Otto von Bismarck once famously said, “Politics is the art of possibility.” If he had been around by now, he might have replaced the word “politics” with “artificial intelligence.”
It’s beyond frustrating that every man, woman, and dog is talking about AI in the abstract right now. Even the world’s institutional investors seem to be caught in constant hype and exaggeration.

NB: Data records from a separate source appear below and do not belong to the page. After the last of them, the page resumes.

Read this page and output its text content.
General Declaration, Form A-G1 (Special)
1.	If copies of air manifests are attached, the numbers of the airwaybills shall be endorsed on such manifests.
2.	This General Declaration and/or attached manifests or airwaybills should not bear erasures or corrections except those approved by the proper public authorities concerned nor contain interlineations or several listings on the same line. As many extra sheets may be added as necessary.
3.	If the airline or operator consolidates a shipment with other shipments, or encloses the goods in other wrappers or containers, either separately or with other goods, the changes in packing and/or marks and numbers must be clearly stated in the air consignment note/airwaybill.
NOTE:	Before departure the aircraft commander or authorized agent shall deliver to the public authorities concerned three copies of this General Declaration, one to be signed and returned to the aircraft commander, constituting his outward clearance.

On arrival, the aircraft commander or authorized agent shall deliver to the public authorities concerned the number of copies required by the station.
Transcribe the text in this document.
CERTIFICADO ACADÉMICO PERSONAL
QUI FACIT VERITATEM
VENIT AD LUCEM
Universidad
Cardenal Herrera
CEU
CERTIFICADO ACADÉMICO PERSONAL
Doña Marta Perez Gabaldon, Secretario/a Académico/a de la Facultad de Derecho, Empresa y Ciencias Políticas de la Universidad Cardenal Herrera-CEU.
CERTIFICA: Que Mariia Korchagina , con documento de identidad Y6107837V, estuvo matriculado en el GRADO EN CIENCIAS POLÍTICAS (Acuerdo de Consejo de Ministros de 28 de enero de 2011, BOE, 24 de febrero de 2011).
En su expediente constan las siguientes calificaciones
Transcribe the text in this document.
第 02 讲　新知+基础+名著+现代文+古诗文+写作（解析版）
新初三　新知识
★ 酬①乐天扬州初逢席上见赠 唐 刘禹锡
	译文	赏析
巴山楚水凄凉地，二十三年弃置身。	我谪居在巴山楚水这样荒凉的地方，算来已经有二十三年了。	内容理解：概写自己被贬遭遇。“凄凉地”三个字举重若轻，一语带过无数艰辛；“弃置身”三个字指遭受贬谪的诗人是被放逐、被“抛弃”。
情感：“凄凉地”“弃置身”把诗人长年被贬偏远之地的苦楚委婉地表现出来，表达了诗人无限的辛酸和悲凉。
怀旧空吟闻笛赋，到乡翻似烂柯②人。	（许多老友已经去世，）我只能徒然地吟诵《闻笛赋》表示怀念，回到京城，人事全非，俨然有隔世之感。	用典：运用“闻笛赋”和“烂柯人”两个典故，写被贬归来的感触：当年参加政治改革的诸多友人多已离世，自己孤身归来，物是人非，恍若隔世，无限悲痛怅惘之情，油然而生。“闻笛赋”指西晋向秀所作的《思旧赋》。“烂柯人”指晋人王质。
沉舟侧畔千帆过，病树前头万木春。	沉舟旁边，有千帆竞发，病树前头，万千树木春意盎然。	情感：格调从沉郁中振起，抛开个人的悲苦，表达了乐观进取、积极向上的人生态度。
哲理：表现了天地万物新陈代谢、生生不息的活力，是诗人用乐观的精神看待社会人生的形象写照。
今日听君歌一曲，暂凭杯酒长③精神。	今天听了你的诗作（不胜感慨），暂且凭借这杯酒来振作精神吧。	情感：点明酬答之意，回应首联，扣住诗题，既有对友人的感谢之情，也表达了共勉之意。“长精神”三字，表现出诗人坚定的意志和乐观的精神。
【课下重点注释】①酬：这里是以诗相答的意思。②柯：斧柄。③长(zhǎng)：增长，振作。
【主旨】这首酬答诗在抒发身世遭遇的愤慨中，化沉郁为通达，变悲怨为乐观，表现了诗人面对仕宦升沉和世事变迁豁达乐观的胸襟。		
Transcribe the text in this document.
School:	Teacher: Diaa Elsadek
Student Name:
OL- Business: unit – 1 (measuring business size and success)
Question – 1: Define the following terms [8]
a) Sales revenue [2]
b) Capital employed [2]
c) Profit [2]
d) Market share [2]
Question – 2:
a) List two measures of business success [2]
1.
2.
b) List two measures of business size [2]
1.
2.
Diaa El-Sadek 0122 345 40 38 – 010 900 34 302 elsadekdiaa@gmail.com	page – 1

Nvidia is a great example. Last month, the company increased its market capitalization to a staggering $220 billion just an hour after its earnings release. Nvidia essentially added more market cap than the combined value of Intel and Micron combined, making him the 6th most valuable public company in the world.
There is no planet big enough or deep enough investor depth to carry out this kind of blue-sky thinking about AI. The reality is that few people today understand what AI really means, let alone how it can be deployed to improve the business of investment banking. It’s about time that some real-world use cases beat theory.
read AI may prove to be a big problem for finance, but don’t hold your breath
A question arises here. If you’re a senior investment bank executive exposed to all the AI literature, where do you even start? It was a deal.
Stocks have led while others have followed suit, thanks to exchange-traded, liquid and transparent technology. One of his most prominent followers is Bonds. Over the years, the dog of bond market restructuring has really been swung by the tail of cash equities.
From algorithmic trading to transaction cost analysis, fixed income trading desks have historically embraced equity innovation. But with the advent of AI, we could very well reach the apex of a paradigm shift.
read Xavier Lorre: “Quantum is on us”
Unlike stocks, most of the bond market is traded over the counter. As a result, the market has become highly opaque, with varying levels of illiquidity dotted across every sector, especially corporate bonds.
This is why there is such a wide range of views when it comes to prices for multiple commodities. Fixed income markets have also become more complex and highly nuanced over the last decade, but the valuation process remains relatively straightforward. Days or even weeks may pass without a particular high-yield bond entering the market. This means more commodities are left without market-based prices.
Collecting all the disparate data relevant to the fixed income desk and putting AI on top of it is a viable way to solve some of the long-standing pricing and illiquidity problems in this market.
As it stands, no one has described in such detail how AI can bring tangible benefits to investment banking executives. Until the industry as a whole begins to have mature, pragmatic, and hands-on discussions about concrete use cases for AI, we are fascinated by grandiose, hollow statements about how this technology will transform capital markets. will continue to be
Anyone looking to start a reverse equitization of bonds as a new AI possibility?